Case ID: so2d_615/html/0819-01.html
Source: Caselaw Access Project
Author: {"author": "PER CURIAM.", "license": "Public Domain", "url": "https://static.case.law/"}
Date Created: 2024-08-24T03:29:51.129683

Billy TURNER, Appellant, v. STATE of Florida, Appellee.
    No. 92-406.
    District Court of Appeal of Florida, First District.
    March 16, 1993.
    Nancy A. Daniels, Public Defender, P. Douglas Brinkmeyer, Asst. Public Defender, Tallahassee, for appellant.
    Robert A. Butterworth, Atty. Gen., Marilyn McFadden, Asst. Atty. Gen., Tallahassee, for appellee.
   PER CURIAM.

Appellant challenges his conviction for selling cocaine within 200 feet of a public housing project. He argues: (1) that section 893.13(1)(i) is unconstitutional because it is vague, it violates his rights to due process and equal protection, and amounts to an invalid exercise of the police power; (2) that the trial court erred in failing to offer him the opportunity to withdraw his plea where the written plea, waiver and consent form indicated an incorrect guidelines sentence, and (3) that the trial court imposed an illegal probation order.

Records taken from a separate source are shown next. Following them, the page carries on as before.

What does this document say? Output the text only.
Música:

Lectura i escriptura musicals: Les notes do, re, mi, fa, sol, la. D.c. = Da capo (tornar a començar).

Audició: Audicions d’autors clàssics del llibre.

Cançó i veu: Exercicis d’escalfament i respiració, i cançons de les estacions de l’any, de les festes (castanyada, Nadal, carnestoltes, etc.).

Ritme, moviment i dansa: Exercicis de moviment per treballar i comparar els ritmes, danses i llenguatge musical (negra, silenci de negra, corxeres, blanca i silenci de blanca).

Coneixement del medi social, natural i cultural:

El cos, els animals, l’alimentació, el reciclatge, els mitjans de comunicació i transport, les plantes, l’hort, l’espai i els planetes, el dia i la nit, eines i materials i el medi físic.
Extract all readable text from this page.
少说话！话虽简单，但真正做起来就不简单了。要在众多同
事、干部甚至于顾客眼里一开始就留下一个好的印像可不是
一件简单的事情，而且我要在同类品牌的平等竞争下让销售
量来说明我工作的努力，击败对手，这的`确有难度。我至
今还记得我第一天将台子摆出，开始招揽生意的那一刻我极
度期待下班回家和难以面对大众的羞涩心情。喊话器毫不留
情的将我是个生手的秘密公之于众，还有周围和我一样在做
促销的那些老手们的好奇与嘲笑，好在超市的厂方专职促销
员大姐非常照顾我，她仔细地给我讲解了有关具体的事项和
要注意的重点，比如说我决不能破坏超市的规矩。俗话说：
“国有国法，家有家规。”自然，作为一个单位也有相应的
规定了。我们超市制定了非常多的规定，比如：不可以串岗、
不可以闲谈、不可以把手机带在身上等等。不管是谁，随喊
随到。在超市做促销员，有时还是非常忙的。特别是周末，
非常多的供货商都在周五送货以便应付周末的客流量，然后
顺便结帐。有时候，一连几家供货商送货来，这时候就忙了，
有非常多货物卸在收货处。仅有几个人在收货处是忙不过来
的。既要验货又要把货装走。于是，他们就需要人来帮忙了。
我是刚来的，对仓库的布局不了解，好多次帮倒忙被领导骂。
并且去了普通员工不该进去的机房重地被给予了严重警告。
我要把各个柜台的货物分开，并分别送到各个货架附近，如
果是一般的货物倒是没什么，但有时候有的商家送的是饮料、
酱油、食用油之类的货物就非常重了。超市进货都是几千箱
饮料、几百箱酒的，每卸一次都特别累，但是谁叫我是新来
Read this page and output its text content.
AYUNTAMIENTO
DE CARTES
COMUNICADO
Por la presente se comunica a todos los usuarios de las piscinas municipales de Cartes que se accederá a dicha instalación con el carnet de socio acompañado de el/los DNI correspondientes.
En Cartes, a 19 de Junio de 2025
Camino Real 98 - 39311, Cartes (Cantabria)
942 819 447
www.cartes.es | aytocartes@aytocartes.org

With respect to appellant’s challenge to the constitutionality of section 893.13(1)(i), we affirm. See Brown v. State, 610 So.2d 1356 (1992). We strike those portions of the probation order requiring a $1.00 monthly payment to First Step and prohibiting appellant’s presence in specified areas, which conditions were not orally pronounced. See Coupe v. State, 591 So.2d 304 (Fla. 1st DCA 1991); Tillman v. State, 592 So.2d 767 (Fla. 2d DCA 1992). Appellant’s challenge to the voluntary and intelligent nature of his plea is not cognizable on direct appeal because he never raised this issue in the trial court by moving to withdraw his plea. Accordingly, we dismiss the appeal as to this issue without prejudice to his filing in the trial court either a motion to withdraw his plea or a motion to vacate his sentence under Florida Rule of Criminal Procedure 3.850.

AFFIRMED as modified.

WIGGINTON, MINER and WOLF, JJ., concur.